3.2 The Impact of the Original Maximin Location Papers

The original papers on the maximin location problem, directly or indirectly, had an impact on the undesirable facility location works that followed during the 1980s. A number of variations of the maximin problem with Euclidean distances have been solved using a solution approach similar to Dasarathy and White’s for generating local optima by using the Karush-Kuhn-Tucker optimality conditions. Melachrinoudis (1985) and Melachrinoudis and Cullinane (1985) extend the weighted maximin problem to nonconvex regions and to regions that enclose forbidden areas, respectively. They provided an example for locating a toxic dump in the state of Massachusetts, which was represented by a nonconvex bounded planar region with forbidden areas for the facility around cities, wetlands, rivers, lakes, and ecosystems. The forbidden areas were approximated by the union of circles. Weights assigned to the customers, such as cities and towns, reflected the population size.
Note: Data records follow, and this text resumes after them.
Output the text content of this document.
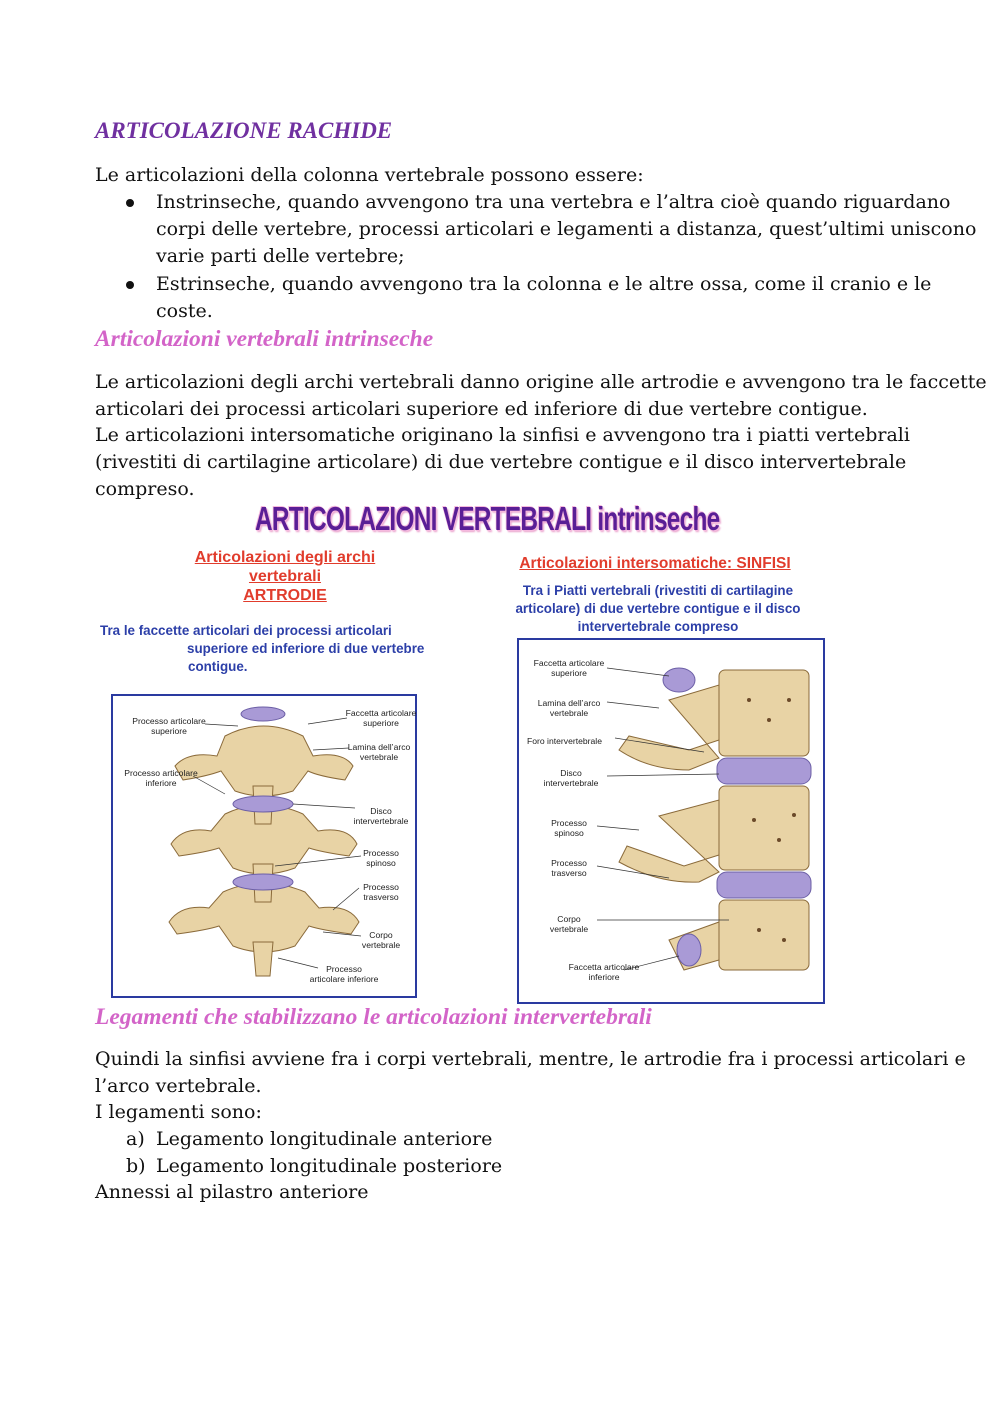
ARTICOLAZIONE RACHIDE

Le articolazioni della colonna vertebrale possono essere:

Instrinseche, quando avvengono tra una vertebra e l’altra cioè quando riguardano

corpi delle vertebre, processi articolari e legamenti a distanza, quest’ultimi uniscono

varie parti delle vertebre;

Estrinseche, quando avvengono tra la colonna e le altre ossa, come il cranio e le

coste.

Articolazioni vertebrali intrinseche

Le articolazioni degli archi vertebrali danno origine alle artrodie e avvengono tra le faccette

articolari dei processi articolari superiore ed inferiore di due vertebre contigue.

Le articolazioni intersomatiche originano la sinfisi e avvengono tra i piatti vertebrali

(rivestiti di cartilagine articolare) di due vertebre contigue e il disco intervertebrale

compreso.

ARTICOLAZIONI VERTEBRALI intrinseche
Articolazioni degli archi
vertebrali
ARTRODIE
Tra le faccette articolari dei processi articolari
superiore ed inferiore di due vertebre
contigue.
Articolazioni intersomatiche: SINFISI
Tra i Piatti vertebrali (rivestiti di cartilagine
articolare) di due vertebre contigue e il disco
intervertebrale compreso
Processo articolare
superiore
Processo articolare
inferiore
Faccetta articolare
superiore
Lamina dell’arco
vertebrale
Disco
intervertebrale
Processo
spinoso
Processo
trasverso
Corpo
vertebrale
Processo
articolare inferiore
Faccetta articolare
superiore
Lamina dell’arco
vertebrale
Foro intervertebrale
Disco
intervertebrale
Processo
spinoso
Processo
trasverso
Corpo
vertebrale
Faccetta articolare
inferiore
Legamenti che stabilizzano le articolazioni intervertebrali

Quindi la sinfisi avviene fra i corpi vertebrali, mentre, le artrodie fra i processi articolari e

l’arco vertebrale.

I legamenti sono:

a) Legamento longitudinale anteriore

b) Legamento longitudinale posteriore

Annessi al pilastro anteriore
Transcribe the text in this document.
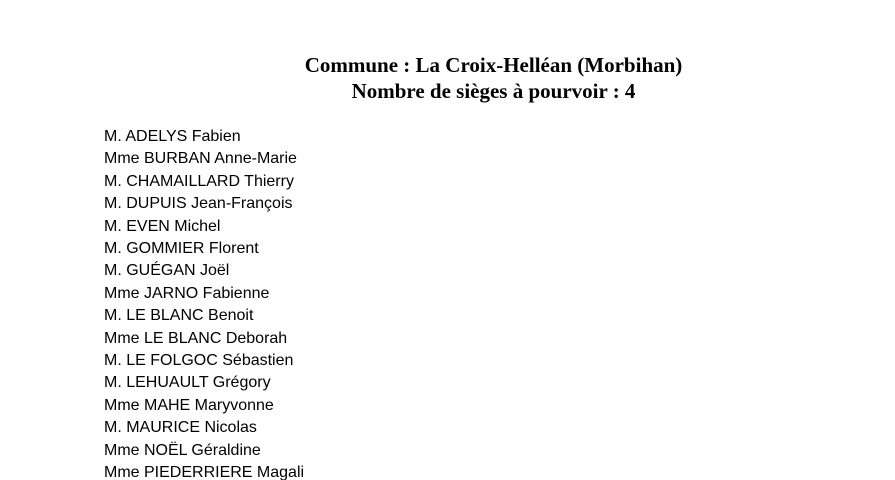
Commune : La Croix-Helléan (Morbihan)
Nombre de sièges à pourvoir : 4
M. ADELYS Fabien
Mme BURBAN Anne-Marie
M. CHAMAILLARD Thierry
M. DUPUIS Jean-François
M. EVEN Michel
M. GOMMIER Florent
M. GUÉGAN Joël
Mme JARNO Fabienne
M. LE BLANC Benoit
Mme LE BLANC Deborah
M. LE FOLGOC Sébastien
M. LEHUAULT Grégory
Mme MAHE Maryvonne
M. MAURICE Nicolas
Mme NOËL Géraldine
Mme PIEDERRIERE Magali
The most important customer point, the city of Boston (i = 6), was assigned a weight of 1, while the weight of the population center i was calculated relative to Boston by the formula \({w_i} = {({N_i}/{N_6})^{ - 1}},\) where N _i denotes the population of city i.

Since it has not been elaborated in the location literature, it is important to note here that unlike the weight of a desirable facility, the maximin weight is a decreasing function of the degree of incompatibility between a customer and the facility. For example, consider the simple case of a one-dimensional feasible region in the interval [0, 1], with customer A at point 0 having weight 1 and customer B at point 1 having weight 3. The maximin point is at 0.75, meaning that the customer with the lower weight (A) pushes the facility further away than the customer with the higher weight. By the way, the minimax point happens to be the same in this very small example, thus the customer with the higher weight pulls the desirable facility closer to it.
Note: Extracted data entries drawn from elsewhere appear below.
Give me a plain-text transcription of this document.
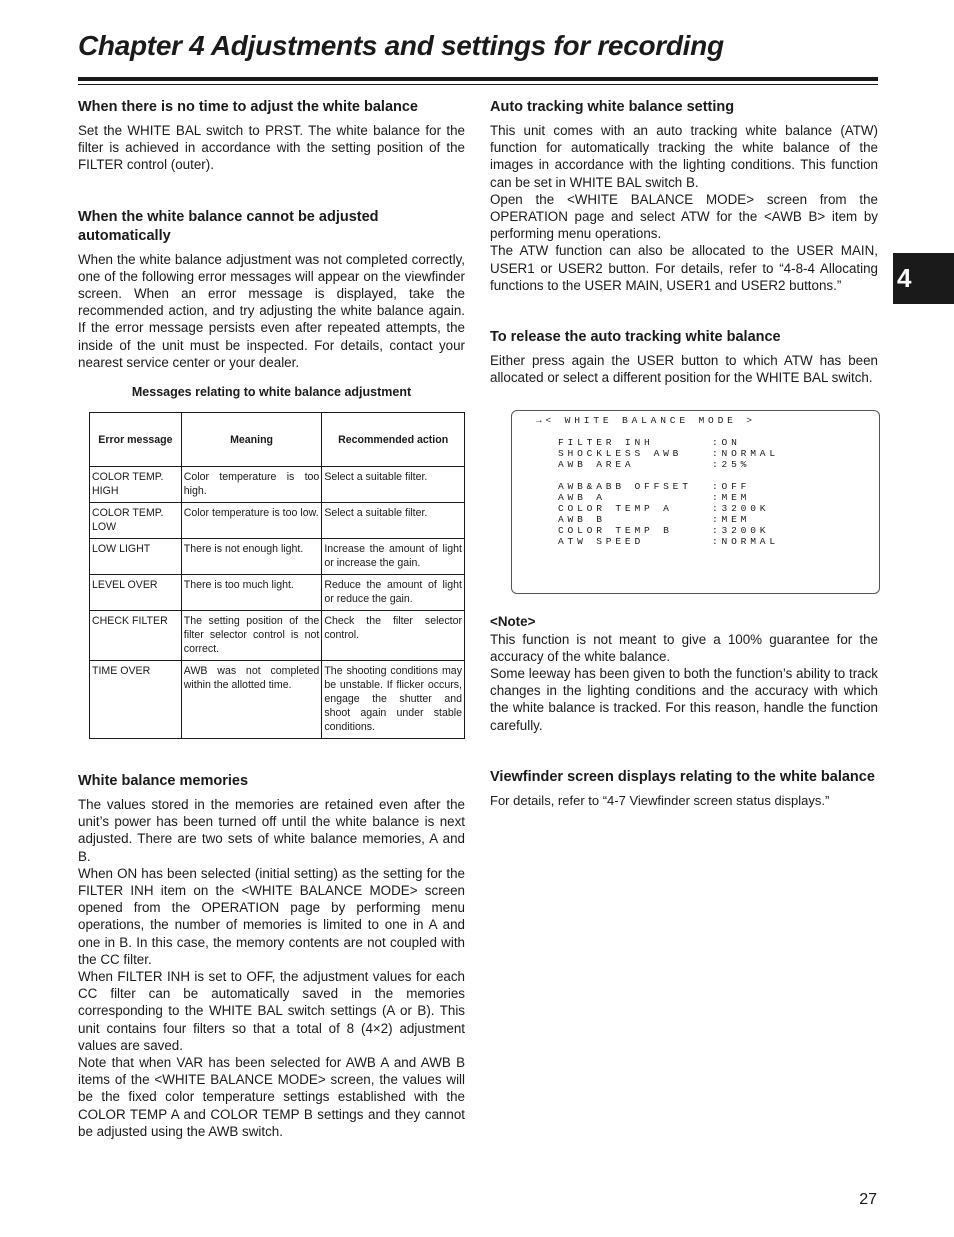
Chapter 4 Adjustments and settings for recording
4
When there is no time to adjust the white balance

Set the WHITE BAL switch to PRST. The white balance for the filter is achieved in accordance with the setting position of the FILTER control (outer).

When the white balance cannot be adjusted automatically

When the white balance adjustment was not completed correctly, one of the following error messages will appear on the viewfinder screen. When an error message is displayed, take the recommended action, and try adjusting the white balance again. If the error message persists even after repeated attempts, the inside of the unit must be inspected. For details, contact your nearest service center or your dealer.

Messages relating to white balance adjustment
Error message	Meaning	Recommended action
COLOR TEMP. HIGH	Color temperature is too high.	Select a suitable filter.
COLOR TEMP. LOW	Color temperature is too low.	Select a suitable filter.
LOW LIGHT	There is not enough light.	Increase the amount of light or increase the gain.
LEVEL OVER	There is too much light.	Reduce the amount of light or reduce the gain.
CHECK FILTER	The setting position of the filter selector control is not correct.	Check the filter selector control.
TIME OVER	AWB was not completed within the allotted time.	The shooting conditions may be unstable. If flicker occurs, engage the shutter and shoot again under stable conditions.
White balance memories

The values stored in the memories are retained even after the unit’s power has been turned off until the white balance is next adjusted. There are two sets of white balance memories, A and B.

When ON has been selected (initial setting) as the setting for the FILTER INH item on the <WHITE BALANCE MODE> screen opened from the OPERATION page by performing menu operations, the number of memories is limited to one in A and one in B. In this case, the memory contents are not coupled with the CC filter.

When FILTER INH is set to OFF, the adjustment values for each CC filter can be automatically saved in the memories corresponding to the WHITE BAL switch settings (A or B). This unit contains four filters so that a total of 8 (4×2) adjustment values are saved.

Note that when VAR has been selected for AWB A and AWB B items of the <WHITE BALANCE MODE> screen, the values will be the fixed color temperature settings established with the COLOR TEMP A and COLOR TEMP B settings and they cannot be adjusted using the AWB switch.

Auto tracking white balance setting

This unit comes with an auto tracking white balance (ATW) function for automatically tracking the white balance of the images in accordance with the lighting conditions. This function can be set in WHITE BAL switch B.

Open the <WHITE BALANCE MODE> screen from the OPERATION page and select ATW for the <AWB B> item by performing menu operations.

The ATW function can also be allocated to the USER MAIN, USER1 or USER2 button. For details, refer to “4-8-4 Allocating functions to the USER MAIN, USER1 and USER2 buttons.”

To release the auto tracking white balance

Either press again the USER button to which ATW has been allocated or select a different position for the WHITE BAL switch.

→< WHITE BALANCE MODE >
FILTER INH	:ON
SHOCKLESS AWB	:NORMAL
AWB AREA	:25%
AWB&ABB OFFSET :OFF
AWB A	:MEM
COLOR TEMP A	:3200K
AWB B	:MEM
COLOR TEMP B	:3200K
ATW SPEED	:NORMAL
<Note>

This function is not meant to give a 100% guarantee for the accuracy of the white balance.

Some leeway has been given to both the function’s ability to track changes in the lighting conditions and the accuracy with which the white balance is tracked. For this reason, handle the function carefully.

Viewfinder screen displays relating to the white balance

For details, refer to “4-7 Viewfinder screen status displays.”

27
To explain this counterintuitive property of the maximin weights, consider the generalization of the weighted maximin problem of (10.26), where \({\mathcal{S}}\subset {\mathbb{R}^k}\)k ³ 1. Let the optimal point be x* and the optimal objective value be z*. Theorem 3, generalized for the weighted maximin problem, states that x* is equidistant (in a weighted sense) from a subset of customers, N′, and |N′| depends on the dimensionality of S and on whether x* lies in CH(N) or on the boundary of S. Theorem 3 and (10.26) imply that d(i, x) = z*/w _i, \(i \in N',\) and d(i, x) > z*/w _i, \(i \in N - N'.\) Therefore, the distance of the maximin point from every point \(i \in N'\) is inversely proportional to its weight w _i, while the distance from each of the remaining points \(i \in N - N'\) is greater than a lower bound that is inversely proportional to its weight w _i.

The above property of the maximin weights is probably the reason some authors do not consider weights with the maximin problem. Karkazis (1988) studied an unweighted Euclidean maximin problem in which the facility was to be located within a polygonal region S but as far away as possible from any point of the boundary of protected areas. These were more generally defined forbidden regions than in Melachrinoudis and Cullinane (1985). Although there were no apparent customers, the optimization approach—similar to the geometrical approach of Shamos and Hoey (1975)—suggests that the customers constitute an infinite set represented by the boundaries of the protected areas. The solution amounts to finding the largest (empty) circle that contains no points of the protected areas yet whose center is in S.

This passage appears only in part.